CPS Unit Number 132-01
Camp: 132
Unit ID: 1
Operating agency: AFSC
Opened: 2 1944
Closed: 7 1946
Workers
Total number of workers who worked in this camp: 24
CPS Unit No. 132, a Training School unit at the District Training School in Laurel, Maryland operated by the American Friends Service Committee (AFSC), opened in February 1944. When AFSC withdrew from CPS in March 1946, Selective Service operated the unit until it closed in July 1946. The men served as attendants and in other roles at the school.
Directors: John Peterbridge*
Men in Friends camps and units tended to report the greatest diversity in religious affiliation when entering CPS. A number in Friends camps reported no religious affiliation.
On average, men in Friends camps and units had completed 14.27 years of education, with sixty-eight percent reporting completion of some college, college graduation, or post graduate work. Forty-three percent of the men reported their occupation on entry to CPS as technical or professional work. (Sibley and Jacob pp. 171-72)

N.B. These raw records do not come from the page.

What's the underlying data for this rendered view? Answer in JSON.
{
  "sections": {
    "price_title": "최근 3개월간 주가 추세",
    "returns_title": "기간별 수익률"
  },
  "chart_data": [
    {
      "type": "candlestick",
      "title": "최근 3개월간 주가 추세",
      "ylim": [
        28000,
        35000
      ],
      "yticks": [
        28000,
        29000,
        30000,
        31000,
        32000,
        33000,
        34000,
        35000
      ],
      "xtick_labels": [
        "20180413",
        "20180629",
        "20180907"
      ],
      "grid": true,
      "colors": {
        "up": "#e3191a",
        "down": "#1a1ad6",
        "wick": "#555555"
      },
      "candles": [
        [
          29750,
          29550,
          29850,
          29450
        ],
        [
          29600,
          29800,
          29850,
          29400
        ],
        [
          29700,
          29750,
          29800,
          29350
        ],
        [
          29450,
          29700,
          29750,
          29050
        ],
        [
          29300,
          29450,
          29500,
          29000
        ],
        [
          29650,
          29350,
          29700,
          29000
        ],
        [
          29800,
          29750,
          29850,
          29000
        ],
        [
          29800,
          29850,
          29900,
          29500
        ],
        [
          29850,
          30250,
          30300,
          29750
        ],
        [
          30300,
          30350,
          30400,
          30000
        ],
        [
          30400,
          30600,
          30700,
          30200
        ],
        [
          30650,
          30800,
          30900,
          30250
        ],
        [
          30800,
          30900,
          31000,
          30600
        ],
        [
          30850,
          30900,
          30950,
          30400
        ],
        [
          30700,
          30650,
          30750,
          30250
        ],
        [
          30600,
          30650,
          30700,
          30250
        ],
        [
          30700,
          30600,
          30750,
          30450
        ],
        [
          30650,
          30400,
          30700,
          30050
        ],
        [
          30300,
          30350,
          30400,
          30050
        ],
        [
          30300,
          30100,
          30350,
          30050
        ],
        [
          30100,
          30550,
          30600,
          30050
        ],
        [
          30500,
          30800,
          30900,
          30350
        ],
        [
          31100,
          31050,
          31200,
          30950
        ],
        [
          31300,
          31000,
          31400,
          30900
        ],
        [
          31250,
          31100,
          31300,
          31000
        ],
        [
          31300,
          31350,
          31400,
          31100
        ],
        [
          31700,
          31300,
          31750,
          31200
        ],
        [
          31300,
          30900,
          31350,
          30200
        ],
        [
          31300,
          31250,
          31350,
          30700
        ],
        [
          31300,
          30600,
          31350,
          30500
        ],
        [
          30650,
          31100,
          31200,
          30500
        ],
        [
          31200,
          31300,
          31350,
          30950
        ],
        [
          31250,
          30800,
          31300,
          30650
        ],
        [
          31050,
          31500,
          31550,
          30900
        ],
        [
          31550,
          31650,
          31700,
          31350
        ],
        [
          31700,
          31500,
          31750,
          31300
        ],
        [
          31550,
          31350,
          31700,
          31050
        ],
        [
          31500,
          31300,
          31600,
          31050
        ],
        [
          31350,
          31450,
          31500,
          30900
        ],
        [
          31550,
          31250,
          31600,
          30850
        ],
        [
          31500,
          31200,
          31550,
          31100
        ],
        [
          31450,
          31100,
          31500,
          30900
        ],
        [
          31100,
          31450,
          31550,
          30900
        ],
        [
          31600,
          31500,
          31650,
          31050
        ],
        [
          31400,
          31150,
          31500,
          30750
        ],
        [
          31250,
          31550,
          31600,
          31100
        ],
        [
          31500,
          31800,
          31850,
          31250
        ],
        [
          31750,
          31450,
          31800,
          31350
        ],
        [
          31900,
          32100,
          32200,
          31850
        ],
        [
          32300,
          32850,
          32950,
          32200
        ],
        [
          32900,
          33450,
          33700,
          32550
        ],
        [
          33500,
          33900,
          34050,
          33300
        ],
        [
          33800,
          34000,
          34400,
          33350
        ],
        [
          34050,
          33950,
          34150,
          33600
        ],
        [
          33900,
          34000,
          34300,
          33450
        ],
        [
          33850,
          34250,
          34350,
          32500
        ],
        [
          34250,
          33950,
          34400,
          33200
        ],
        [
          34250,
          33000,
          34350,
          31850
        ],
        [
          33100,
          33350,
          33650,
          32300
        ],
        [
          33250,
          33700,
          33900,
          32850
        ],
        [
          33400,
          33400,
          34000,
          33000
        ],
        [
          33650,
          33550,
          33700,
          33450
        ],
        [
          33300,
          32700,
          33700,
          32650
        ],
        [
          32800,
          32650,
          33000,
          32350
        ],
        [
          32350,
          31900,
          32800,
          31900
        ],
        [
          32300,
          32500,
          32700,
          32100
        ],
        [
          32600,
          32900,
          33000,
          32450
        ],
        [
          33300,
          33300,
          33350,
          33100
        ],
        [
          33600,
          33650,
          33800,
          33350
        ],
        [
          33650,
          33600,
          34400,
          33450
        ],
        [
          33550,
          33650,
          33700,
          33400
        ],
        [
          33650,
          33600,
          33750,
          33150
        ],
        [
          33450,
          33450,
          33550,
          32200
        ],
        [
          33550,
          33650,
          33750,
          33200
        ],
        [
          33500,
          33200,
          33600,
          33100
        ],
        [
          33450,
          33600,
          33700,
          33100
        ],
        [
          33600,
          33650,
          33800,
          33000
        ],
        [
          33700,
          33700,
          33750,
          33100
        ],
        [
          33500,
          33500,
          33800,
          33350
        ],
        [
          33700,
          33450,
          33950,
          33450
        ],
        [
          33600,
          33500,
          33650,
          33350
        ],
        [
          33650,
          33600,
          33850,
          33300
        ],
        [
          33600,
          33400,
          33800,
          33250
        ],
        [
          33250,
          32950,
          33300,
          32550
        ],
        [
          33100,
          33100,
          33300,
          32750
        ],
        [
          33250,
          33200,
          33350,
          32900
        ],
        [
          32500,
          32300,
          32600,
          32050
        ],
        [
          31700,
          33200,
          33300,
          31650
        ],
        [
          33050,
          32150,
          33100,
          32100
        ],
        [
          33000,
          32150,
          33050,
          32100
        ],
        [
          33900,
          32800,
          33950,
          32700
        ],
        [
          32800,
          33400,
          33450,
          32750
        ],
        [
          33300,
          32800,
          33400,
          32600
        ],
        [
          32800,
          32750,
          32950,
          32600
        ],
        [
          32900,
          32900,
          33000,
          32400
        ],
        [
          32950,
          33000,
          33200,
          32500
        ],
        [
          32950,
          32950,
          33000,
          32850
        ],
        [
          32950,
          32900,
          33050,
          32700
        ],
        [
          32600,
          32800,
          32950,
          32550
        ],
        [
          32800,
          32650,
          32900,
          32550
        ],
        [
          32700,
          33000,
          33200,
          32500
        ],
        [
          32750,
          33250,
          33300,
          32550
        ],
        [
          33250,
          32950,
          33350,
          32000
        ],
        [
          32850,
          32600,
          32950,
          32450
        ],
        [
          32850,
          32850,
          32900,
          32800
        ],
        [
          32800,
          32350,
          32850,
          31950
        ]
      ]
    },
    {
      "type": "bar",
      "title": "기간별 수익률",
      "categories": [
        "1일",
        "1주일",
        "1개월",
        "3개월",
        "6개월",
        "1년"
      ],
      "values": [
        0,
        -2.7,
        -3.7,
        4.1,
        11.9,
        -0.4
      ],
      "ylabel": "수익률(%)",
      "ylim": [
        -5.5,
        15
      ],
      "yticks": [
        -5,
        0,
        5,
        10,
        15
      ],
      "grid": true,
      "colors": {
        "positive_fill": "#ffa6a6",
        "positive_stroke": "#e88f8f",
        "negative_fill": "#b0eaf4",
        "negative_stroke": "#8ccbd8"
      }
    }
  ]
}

The chief difference between mental health units and training schools lay in the type of patient admitted. Training schools were devoted to care of those whose mental conditions derived from hereditary factors, or for whom there was little or no hope for cure. The work in training schools was very similar to that in mental hospitals.
The men served as attendants with the patients and performed other roles as needed.
Superintendent Dr. James Lewald participated in the developing national movement to raise standards of attendants’ work in mental hospitals. In 1945 Dr. Lewald was open to the work of the National Committee for Mental Hygiene and served as one of the advisers as the group formed. The advisers consulted with the foundation on professional matters, lending credibility to a mental health organization run by lay persons. Dr. Lewald brought his particular interests in mental deficiency to the group.
As part of the educational program at the unit, CPS men and interested CO women participated in a foreign relief training program at Laurel, taking courses in foreign language, history, culture and social work. Foreign relief training continued in hospitals and training school units from 1943 through 1945 operated by the church agencies even though Congress had shut down programs on college campuses through the Starnes Amendment to the Military Establishment Act in the summer of 1943. (Goossen p. 101)
For more information on women COs see Rachel Waltner Goossen, Women Against the Good War: Conscientious Objection and Gender on the American Home Front, 1941-47. Chapel Hill, NC: The University of North Carolina Press, 1997.
See Alex Sareyan, The Turning Point: How Persons of Conscience Brought About Major Change in the Care of America’s Mentally Ill. Scottdale, PA: Herald Press, 1994.
See also Mulford Q. Sibley and Philip E. Jacob, Conscription of Conscience: The American State and the Conscientious Objector, 1940-47. Ithaca, NY: Cornell University Press, 1952.
Swarthmore College Peace Collection, Camp periodicals database.
For more in depth treatment of mental health and training school units, see Steven J. Taylor, Acts of Conscience: World War II, Mental Institutions, and Religious Objectors. Syracuse, NY: Syracuse University Press, 2009.
*Camp director changed to John Peterbridge to reflect personnel listing in '47 directory (Stephanie Cabezas, 06/14/13).